Given $f: \mathbb{R} \to \mathbb{R}$ a $2\pi$-periodic function and continuously derivative such that \begin{align} \int_{0}^{2\pi}f(x)dx = 0 \end{align}
- Show that the derivative of $f$ is also $2\pi$-periodic.
- Given Parseval's Identity show that \begin{align} \int_{0}^{2\pi}(f'(x))^2 dx \geq \int_{0}^{2\pi} (f(x))^2 dx. \end{align}
Obviously the first one is trivial.
However I have no idea how to start for the second.

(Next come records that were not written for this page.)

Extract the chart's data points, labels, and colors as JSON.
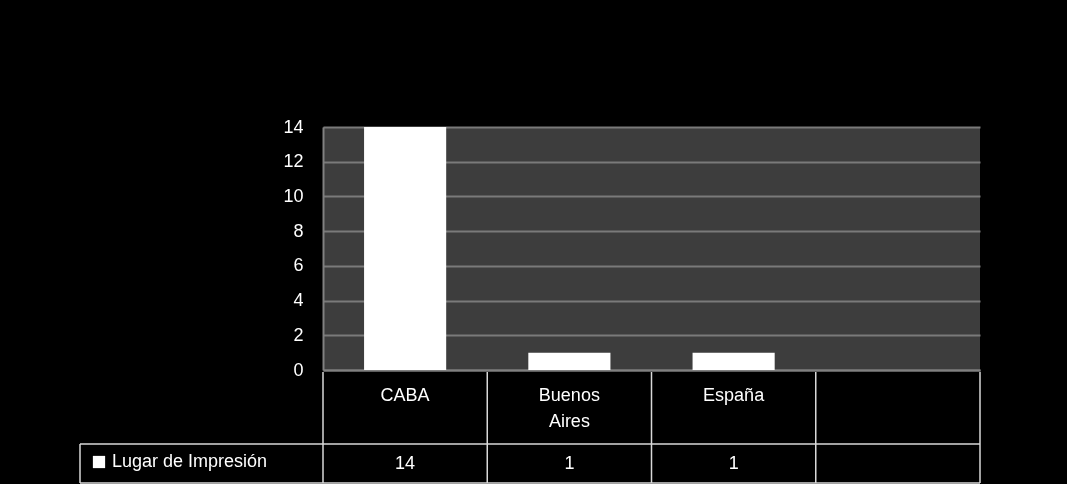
{
  "chart_data": {
    "type": "bar",
    "categories": [
      "CABA",
      "Buenos Aires",
      "España",
      null
    ],
    "series": [
      {
        "name": "Lugar de Impresión",
        "color": "#ffffff",
        "values": [
          14,
          1,
          1,
          null
        ]
      }
    ],
    "ylim": [
      0,
      14
    ],
    "yticks": [
      0,
      2,
      4,
      6,
      8,
      10,
      12,
      14
    ],
    "grid": "y",
    "legend": "bottom left",
    "data_labels": true
  }
}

Any thoughts?
The Parseval equevilance is:
$$\sum_{k=1}^\infty c_k \varphi_k \overset{L^2}{=} f \Longleftrightarrow \sum_{k=1}^\infty |c_k|^2 ||\varphi_k||_2^2 = ||f||_2^2$$ with $\Phi = (\varphi_k)_{k \in \mathbb{N}_0}$ an orthogonal system of functions in $L^2([a, b], \mathbb{K})$. I won't define every other concept that appear there, but don't hesitate to ask.
The Parseval identidy (see there) is quite different:
$$||f||_2^2 = \int_{0}^{2\pi} |f(x)|^2 \ dx = 2\pi \sum_{k = -\infty}^{+\infty}|c_k|^2 $$
Given we work in $\mathbb{R}$, $(f(x))^2 = |f(x)|^2$.

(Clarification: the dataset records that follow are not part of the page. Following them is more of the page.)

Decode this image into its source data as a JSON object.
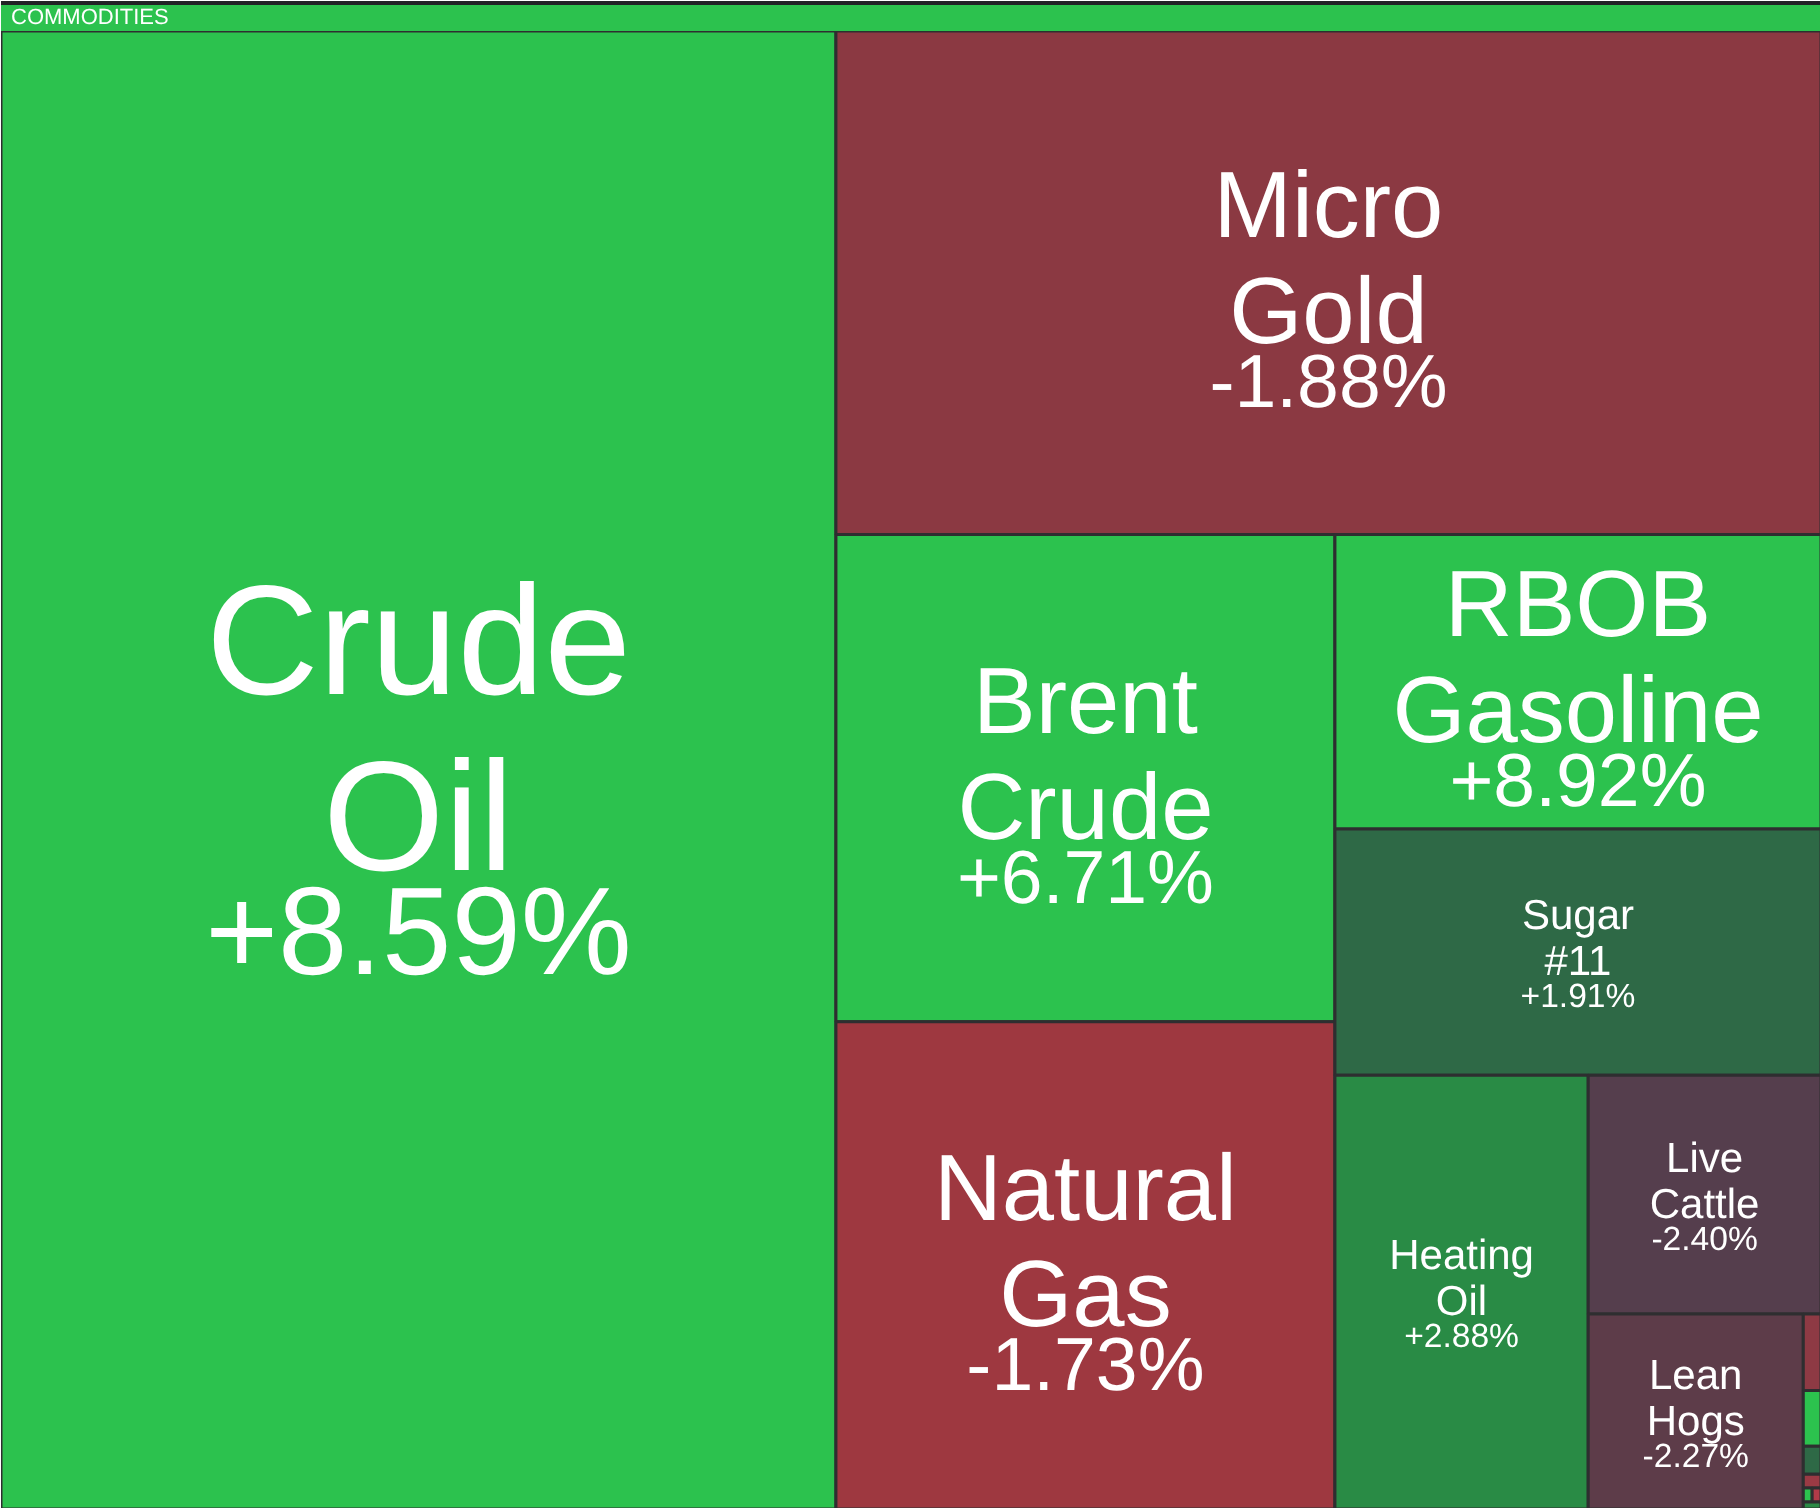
{
  "chart_data": {
    "type": "other",
    "title": "COMMODITIES",
    "categories": [
      "Crude Oil",
      "Micro Gold",
      "Brent Crude",
      "Natural Gas",
      "RBOB Gasoline",
      "Sugar #11",
      "Heating Oil",
      "Live Cattle",
      "Lean Hogs",
      null,
      null,
      null,
      null,
      null,
      null,
      null
    ],
    "values": [
      8.59,
      -1.88,
      6.71,
      -1.73,
      8.92,
      1.91,
      2.88,
      -2.4,
      -2.27,
      null,
      null,
      null,
      null,
      null,
      null,
      null
    ],
    "value_labels": [
      "+8.59%",
      "-1.88%",
      "+6.71%",
      "-1.73%",
      "+8.92%",
      "+1.91%",
      "+2.88%",
      "-2.40%",
      "-2.27%",
      null,
      null,
      null,
      null,
      null,
      null,
      null
    ],
    "colors": [
      "#2cc24e",
      "#8b3942",
      "#2cc24e",
      "#9e3840",
      "#2cc24e",
      "#2e6946",
      "#298b45",
      "#553e4d",
      "#5d3c49",
      "#8e3a44",
      "#2cc24e",
      "#2e6946",
      "#9a3a44",
      "#2cc24e",
      "#b03a48",
      "#2a8a45"
    ]
  }
}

You basically want to prove $||f'||_2^2 \ge ||f||_2^2$, thus.
As $\int_0^{2\pi} f(x) \ dx = 0$, you also have $\int_0^{2\pi} f'(x) \ dx = 0$ (no need for Leibniz).
Let $c'_k$ be the Fourier coefficients of the derivative (NOT the derivative of $c_k$):
$$\sum_{k = -\infty}^{+\infty}|c'_k|^2 \ge \sum_{k = -\infty}^{+\infty}|c_k|^2$$
Let's use the orthogonal basis $\{1, \cos(nx), \sin(nx)\}$. We know that $a_k\sin'(kx) = k.a_k\cos(kx)$. As $k \ge 1$, $k.a_k \ge a_k$, and $||\cos(kx)||_2 = ||\sin(\pi/2 - kx)||_2= ||\sin(kx)||_2$.
We can conclude that $|c'_k|^2 > |c_k|^2$ given that $f$ et $f'$ have the same integral value between $0$ and $2\pi$ for all $k$. Note that the last step will maybe not be thorough enough for a mathematician. If not, you can find the last steps from here by your own. I hope it helped !